The time to fracture of 17 days at 2,000 psi and a creep rate of 7.79 percent in 10,000 hours, for the unalloyed lead prepared by precipitation, may be compared with a fracture time of less than 18 hours and a creep rate of 6.7 x 10 4 percent in 10,000 hours for a lead-3 percent antimony alloy. The superior creep resistance of the unalloyed lead may be taken as evidence of dispersion strengthening resulting from the method of processing.
Figure 3A shows the microstructure of a rolled Pb-1.82 volume-percent Al2O3 alloy. The structure is indistinct but appears to consist of very small, irregularly shaped grains alined in the rolling direction. Al2O3 particles have probably restricted grain growth which would result from severe deformation of the lead matrix during extrusion and rolling. An electron micrograph is shown in figure 3B of a rolled Pb-2.98 volume-percent Al2O3 alloy. A few large particles are approximately ½ micron in diameter, but the majority appear to have diameters of about 1/10 micron or less. Since the material has been considerably strengthened, it can be assumed that slip and grain boundary motion have been restricted by the presence of this fine dispersion. A combination of small grain size plus restricted slip and grain boundary motion results in good creep resistance and strength but reduced ductility.
Lead produced by precipitation of PbCO3 from an aqueous solution of Pb(NO3)2, followed by roasting and hydrogen reduction, shows a considerable increase in tensile strength and a corresponding decrease in ductility compared to chemical lead.

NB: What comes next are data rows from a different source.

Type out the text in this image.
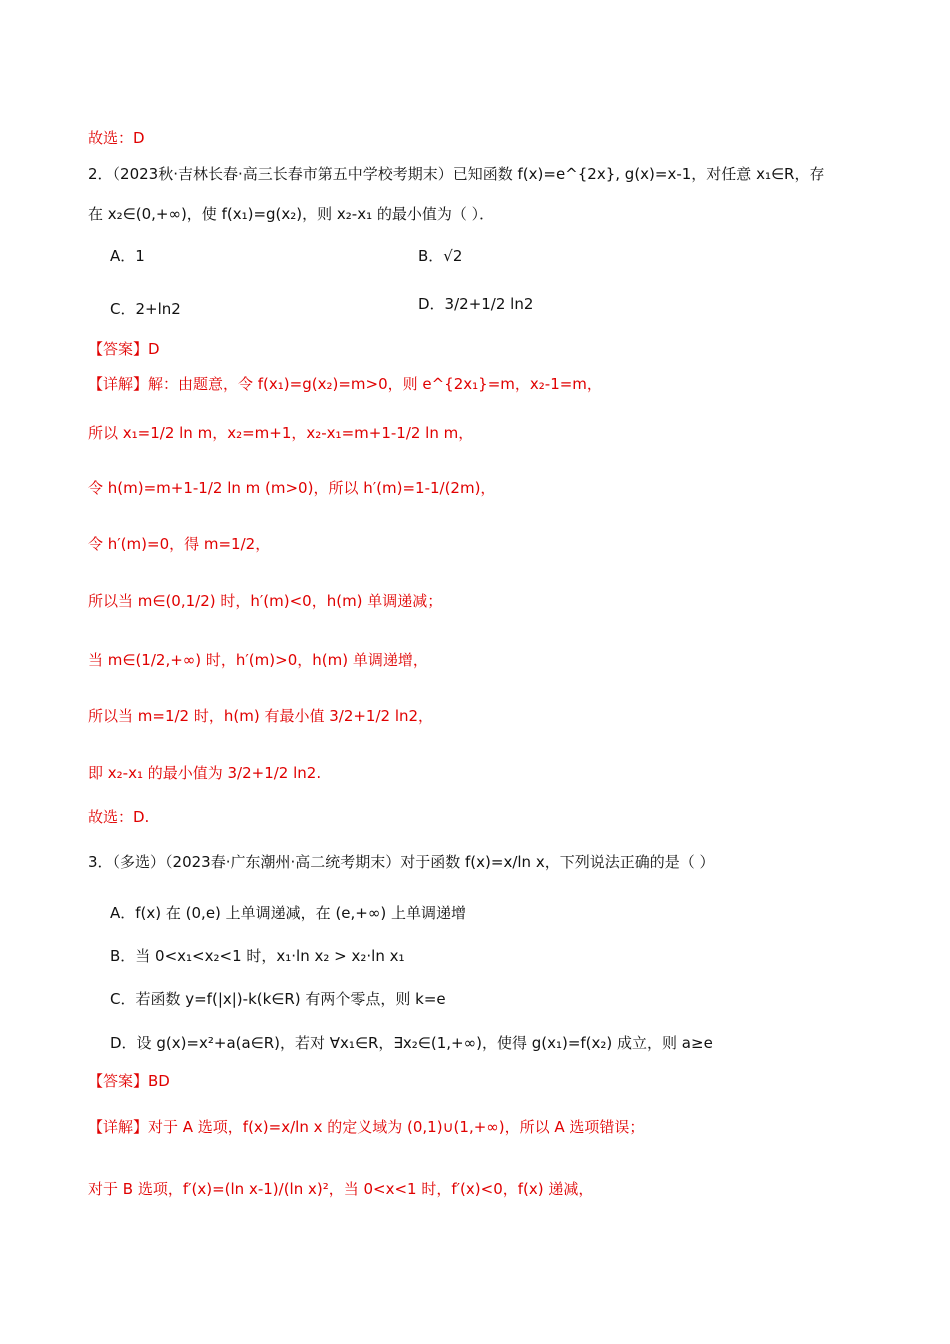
故选：D
2．（2023秋·吉林长春·高三长春市第五中学校考期末）已知函数 f(x)=e^{2x}, g(x)=x-1，对任意 x₁∈R，存
在 x₂∈(0,+∞)，使 f(x₁)=g(x₂)，则 x₂-x₁ 的最小值为（ ）．
A．1	B．√2
C．2+ln2	D．3/2+1/2 ln2
【答案】D
【详解】解：由题意，令 f(x₁)=g(x₂)=m>0，则 e^{2x₁}=m，x₂-1=m，
所以 x₁=1/2 ln m，x₂=m+1，x₂-x₁=m+1-1/2 ln m，
令 h(m)=m+1-1/2 ln m (m>0)，所以 h′(m)=1-1/(2m)，
令 h′(m)=0，得 m=1/2，
所以当 m∈(0,1/2) 时，h′(m)<0，h(m) 单调递减；
当 m∈(1/2,+∞) 时，h′(m)>0，h(m) 单调递增，
所以当 m=1/2 时，h(m) 有最小值 3/2+1/2 ln2，
即 x₂-x₁ 的最小值为 3/2+1/2 ln2.
故选：D.
3．（多选）（2023春·广东潮州·高二统考期末）对于函数 f(x)=x/ln x，下列说法正确的是（ ）
A．f(x) 在 (0,e) 上单调递减，在 (e,+∞) 上单调递增
B．当 0<x₁<x₂<1 时，x₁·ln x₂ > x₂·ln x₁
C．若函数 y=f(|x|)-k(k∈R) 有两个零点，则 k=e
D．设 g(x)=x²+a(a∈R)，若对 ∀x₁∈R，∃x₂∈(1,+∞)，使得 g(x₁)=f(x₂) 成立，则 a≥e
【答案】BD
【详解】对于 A 选项，f(x)=x/ln x 的定义域为 (0,1)∪(1,+∞)，所以 A 选项错误；
对于 B 选项，f′(x)=(ln x-1)/(ln x)²，当 0<x<1 时，f′(x)<0，f(x) 递减，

The coprecipitation of aluminum hydroxide with PbCO3 from an aqueous solution of lead and aluminum nitrates with subsequent roasting and hydrogen reduction results in additional increases in tensile strength. Creep resistance is greatly improved compared with that of conventional unalloyed lead and lead alloys. The coprecipitated material exhibits a decrease in ductility with increasing amounts of Al2O3. A good compromise between increased creep resistance and tensile strength versus reduced ductility can be obtained from dispersion-strengthened lead containing 0.5 to 1.0 volume-percent Al2O3.